For those who took physics back in school, we might remember that gravity is determined by the mass of objects in relation to each other. We all have our own center of gravity. This force determines our weight on Earth and how it would be different on other celestial bodies. Think of those indelible images of astronauts skipping across the lunar surface.
Gravity defines how the planets orbit the sun and how the Moon shapes the ocean tides. Plants use it to orientate their growth and its influence can be so strong, as in the case of black holes, that even light cannot escape.
Gravity is too weak a force to shape the electrons that move through our electronics but the world in which these devices live, along with us, must contend with this greater reality. Anyone who has dropped their phone and broke the screen can tell you that.
We are still physical creatures living in a physical universe. What we build, how we build it, how we manage it, how we maintain it, and how we value it, all matter. These considerations too often are the backdrop of our lives until, suddenly, they are not.
We should take solace in the wisdom of the late British theoretical physicist Stephen Hawking who said, “Because there is a law such as gravity, the universe can and will create itself from nothing.”
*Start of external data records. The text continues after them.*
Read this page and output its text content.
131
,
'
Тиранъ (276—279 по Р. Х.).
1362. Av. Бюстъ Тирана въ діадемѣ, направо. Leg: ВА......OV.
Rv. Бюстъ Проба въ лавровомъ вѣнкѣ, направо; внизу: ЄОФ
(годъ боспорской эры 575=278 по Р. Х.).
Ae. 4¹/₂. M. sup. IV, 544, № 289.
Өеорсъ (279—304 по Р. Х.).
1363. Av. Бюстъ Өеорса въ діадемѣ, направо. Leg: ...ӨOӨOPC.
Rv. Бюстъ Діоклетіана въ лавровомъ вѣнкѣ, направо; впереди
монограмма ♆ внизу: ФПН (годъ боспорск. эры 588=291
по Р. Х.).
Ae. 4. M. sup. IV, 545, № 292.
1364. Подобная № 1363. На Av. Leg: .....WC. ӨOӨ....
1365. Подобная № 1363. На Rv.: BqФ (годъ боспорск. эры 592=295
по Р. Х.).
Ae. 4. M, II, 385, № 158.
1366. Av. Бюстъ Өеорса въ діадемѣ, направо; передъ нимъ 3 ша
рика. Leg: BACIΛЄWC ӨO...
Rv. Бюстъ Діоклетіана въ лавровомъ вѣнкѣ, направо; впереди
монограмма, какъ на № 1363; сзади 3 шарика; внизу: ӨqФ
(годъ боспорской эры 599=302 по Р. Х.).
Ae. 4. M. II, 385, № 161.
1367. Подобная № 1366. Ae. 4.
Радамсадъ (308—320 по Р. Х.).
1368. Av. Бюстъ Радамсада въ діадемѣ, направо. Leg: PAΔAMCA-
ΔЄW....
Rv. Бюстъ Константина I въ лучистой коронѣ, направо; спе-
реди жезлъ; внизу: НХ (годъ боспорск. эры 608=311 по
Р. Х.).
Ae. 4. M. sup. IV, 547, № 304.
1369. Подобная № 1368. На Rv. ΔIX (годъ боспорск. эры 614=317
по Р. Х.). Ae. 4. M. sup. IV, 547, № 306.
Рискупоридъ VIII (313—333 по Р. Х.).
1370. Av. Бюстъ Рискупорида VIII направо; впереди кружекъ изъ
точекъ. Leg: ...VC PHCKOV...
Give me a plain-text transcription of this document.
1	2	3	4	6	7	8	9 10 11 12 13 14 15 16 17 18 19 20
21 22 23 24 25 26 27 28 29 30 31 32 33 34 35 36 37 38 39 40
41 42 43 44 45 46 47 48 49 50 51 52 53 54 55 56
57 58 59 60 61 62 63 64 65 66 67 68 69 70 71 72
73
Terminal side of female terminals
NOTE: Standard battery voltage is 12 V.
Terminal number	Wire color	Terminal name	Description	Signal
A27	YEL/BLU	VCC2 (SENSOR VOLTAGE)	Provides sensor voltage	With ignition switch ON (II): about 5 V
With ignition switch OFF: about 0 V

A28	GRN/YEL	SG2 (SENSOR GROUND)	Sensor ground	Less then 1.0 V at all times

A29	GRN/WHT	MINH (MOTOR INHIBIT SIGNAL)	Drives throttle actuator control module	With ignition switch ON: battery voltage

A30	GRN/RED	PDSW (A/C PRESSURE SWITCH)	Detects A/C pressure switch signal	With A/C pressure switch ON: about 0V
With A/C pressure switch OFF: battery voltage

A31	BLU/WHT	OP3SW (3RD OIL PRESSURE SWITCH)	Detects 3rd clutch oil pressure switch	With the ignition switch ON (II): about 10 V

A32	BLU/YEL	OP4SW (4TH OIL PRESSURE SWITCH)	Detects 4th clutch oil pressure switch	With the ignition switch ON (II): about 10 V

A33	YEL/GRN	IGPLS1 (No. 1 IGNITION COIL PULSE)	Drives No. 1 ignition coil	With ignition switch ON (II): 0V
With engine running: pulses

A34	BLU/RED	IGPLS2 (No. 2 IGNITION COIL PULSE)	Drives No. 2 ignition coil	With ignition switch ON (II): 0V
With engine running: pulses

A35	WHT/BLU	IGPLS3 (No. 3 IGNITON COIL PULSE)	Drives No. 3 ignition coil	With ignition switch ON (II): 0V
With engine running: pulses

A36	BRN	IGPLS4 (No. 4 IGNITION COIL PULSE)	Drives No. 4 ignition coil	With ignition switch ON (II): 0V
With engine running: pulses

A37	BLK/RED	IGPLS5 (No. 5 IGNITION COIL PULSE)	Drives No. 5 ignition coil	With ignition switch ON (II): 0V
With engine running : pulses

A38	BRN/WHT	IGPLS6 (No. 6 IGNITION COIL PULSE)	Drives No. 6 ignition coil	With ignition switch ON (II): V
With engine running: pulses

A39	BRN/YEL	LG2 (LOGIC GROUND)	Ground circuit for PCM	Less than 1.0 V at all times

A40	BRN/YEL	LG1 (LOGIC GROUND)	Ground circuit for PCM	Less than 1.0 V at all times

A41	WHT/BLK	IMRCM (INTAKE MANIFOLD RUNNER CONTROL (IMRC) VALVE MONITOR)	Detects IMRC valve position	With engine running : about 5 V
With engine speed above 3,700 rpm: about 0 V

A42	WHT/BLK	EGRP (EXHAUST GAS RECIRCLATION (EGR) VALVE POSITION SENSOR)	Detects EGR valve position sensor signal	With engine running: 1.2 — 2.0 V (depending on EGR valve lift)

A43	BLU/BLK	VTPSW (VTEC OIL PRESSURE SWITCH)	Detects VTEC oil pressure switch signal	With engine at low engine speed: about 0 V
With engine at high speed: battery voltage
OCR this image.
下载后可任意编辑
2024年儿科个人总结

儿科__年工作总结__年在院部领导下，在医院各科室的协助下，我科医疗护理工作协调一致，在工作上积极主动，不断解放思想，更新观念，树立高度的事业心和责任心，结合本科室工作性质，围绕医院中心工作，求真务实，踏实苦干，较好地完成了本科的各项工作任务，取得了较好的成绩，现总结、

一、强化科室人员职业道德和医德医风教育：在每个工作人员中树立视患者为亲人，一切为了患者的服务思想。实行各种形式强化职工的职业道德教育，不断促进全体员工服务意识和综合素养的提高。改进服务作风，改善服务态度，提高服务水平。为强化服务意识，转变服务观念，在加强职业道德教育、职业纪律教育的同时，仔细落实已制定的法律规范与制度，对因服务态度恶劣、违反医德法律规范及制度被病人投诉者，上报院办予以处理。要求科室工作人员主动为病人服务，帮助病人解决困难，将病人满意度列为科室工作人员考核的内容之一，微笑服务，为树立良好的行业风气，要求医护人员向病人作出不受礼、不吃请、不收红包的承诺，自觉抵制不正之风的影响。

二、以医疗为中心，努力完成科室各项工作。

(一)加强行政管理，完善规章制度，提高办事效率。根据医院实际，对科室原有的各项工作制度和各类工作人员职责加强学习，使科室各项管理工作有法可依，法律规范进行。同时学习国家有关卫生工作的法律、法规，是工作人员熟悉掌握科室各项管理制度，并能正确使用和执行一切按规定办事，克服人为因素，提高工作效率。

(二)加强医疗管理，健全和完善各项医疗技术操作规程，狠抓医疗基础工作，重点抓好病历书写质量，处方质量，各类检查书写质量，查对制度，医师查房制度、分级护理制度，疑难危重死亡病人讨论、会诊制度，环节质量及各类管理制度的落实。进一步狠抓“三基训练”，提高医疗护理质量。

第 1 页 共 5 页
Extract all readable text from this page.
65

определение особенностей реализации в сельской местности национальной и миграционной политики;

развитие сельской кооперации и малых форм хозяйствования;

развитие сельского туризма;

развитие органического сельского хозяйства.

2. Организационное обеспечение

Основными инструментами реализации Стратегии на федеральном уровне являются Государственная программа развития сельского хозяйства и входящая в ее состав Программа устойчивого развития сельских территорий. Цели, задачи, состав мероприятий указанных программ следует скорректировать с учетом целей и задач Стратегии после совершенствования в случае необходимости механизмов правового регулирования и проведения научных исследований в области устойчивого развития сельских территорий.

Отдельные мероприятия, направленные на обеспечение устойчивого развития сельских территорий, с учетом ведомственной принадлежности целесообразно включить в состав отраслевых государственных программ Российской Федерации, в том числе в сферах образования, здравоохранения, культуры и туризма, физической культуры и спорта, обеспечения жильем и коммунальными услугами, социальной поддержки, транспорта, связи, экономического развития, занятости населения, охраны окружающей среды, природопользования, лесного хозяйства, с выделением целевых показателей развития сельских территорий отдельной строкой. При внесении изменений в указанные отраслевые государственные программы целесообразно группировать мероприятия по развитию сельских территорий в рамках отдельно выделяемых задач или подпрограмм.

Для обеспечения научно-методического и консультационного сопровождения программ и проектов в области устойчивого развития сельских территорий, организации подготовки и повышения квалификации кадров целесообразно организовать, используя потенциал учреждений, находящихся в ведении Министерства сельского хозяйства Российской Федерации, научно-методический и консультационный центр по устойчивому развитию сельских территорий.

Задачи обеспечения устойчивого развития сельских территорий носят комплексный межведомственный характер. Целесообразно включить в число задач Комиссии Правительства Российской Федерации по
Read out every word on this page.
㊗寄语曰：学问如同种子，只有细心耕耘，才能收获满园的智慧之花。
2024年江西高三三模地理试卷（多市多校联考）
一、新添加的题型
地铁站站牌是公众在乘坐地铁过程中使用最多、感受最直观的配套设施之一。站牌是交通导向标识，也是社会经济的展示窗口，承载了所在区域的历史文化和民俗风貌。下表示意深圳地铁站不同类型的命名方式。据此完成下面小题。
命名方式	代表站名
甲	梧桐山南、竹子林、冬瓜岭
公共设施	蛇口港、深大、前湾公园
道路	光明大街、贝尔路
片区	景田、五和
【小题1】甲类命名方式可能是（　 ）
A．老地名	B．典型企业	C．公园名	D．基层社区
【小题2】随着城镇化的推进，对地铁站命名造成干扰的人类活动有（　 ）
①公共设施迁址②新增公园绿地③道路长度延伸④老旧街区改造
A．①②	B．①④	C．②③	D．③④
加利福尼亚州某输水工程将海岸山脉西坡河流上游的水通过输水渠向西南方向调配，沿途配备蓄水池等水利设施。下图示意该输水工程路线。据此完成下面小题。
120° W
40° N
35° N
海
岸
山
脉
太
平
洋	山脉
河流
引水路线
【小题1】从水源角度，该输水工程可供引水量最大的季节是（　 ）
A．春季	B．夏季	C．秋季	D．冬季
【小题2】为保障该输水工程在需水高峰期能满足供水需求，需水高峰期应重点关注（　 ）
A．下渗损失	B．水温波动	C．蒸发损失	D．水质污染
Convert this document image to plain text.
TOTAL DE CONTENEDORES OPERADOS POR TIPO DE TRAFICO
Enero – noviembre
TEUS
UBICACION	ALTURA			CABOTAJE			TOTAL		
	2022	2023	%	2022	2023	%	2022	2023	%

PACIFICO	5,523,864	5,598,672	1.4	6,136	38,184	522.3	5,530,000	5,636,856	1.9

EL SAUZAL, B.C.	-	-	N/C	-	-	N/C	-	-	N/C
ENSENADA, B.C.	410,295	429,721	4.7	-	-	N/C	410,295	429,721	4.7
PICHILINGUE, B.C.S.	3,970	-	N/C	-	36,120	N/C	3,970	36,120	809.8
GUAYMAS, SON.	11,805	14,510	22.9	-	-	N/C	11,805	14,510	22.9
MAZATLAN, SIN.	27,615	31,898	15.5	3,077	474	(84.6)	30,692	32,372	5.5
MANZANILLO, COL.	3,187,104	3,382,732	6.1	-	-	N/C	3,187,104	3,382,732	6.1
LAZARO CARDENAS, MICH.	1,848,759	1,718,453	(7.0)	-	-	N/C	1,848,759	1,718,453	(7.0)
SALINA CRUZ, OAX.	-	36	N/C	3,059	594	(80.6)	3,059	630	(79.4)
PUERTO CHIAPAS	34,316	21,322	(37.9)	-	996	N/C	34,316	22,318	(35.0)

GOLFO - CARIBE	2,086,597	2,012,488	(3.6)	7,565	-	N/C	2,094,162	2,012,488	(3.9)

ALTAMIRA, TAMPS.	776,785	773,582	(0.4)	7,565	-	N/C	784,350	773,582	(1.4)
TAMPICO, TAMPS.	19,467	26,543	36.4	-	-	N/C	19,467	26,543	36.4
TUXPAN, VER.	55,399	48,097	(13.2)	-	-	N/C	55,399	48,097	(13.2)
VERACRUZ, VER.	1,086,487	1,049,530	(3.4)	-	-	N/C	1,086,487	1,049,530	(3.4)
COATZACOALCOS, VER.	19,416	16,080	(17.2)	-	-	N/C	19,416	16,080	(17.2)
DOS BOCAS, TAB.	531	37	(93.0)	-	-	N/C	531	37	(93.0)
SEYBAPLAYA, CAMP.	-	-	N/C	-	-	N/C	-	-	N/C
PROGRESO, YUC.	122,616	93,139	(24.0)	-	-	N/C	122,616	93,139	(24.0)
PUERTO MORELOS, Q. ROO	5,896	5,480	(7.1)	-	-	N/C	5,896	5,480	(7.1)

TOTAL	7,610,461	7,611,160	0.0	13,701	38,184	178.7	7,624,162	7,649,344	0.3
The forces that shape the world in which we live are also those that allow us to exist in the first place. We should honor them along with the precariousness of life, physical and otherwise.
Elliot, deep, insightful, pretty amazing actually. Thank you. It led me to ponder the gravity of our political situation as well as to consider how most people on earth live their lives, burdened and pulled down by forces beyond their control. We US citizens who care about life would do well to remember how good life is even in the presence of strife and to prioritize compassion for our fellow humans. how grave my situation would be without voices of sanity and reason such as yours.
It’s also a fact that cannot be turned by science deniers. Without gravity, and to your reference immigrants laboring for greater good, we would not have the life we currently enjoy. Thank you for this reminder.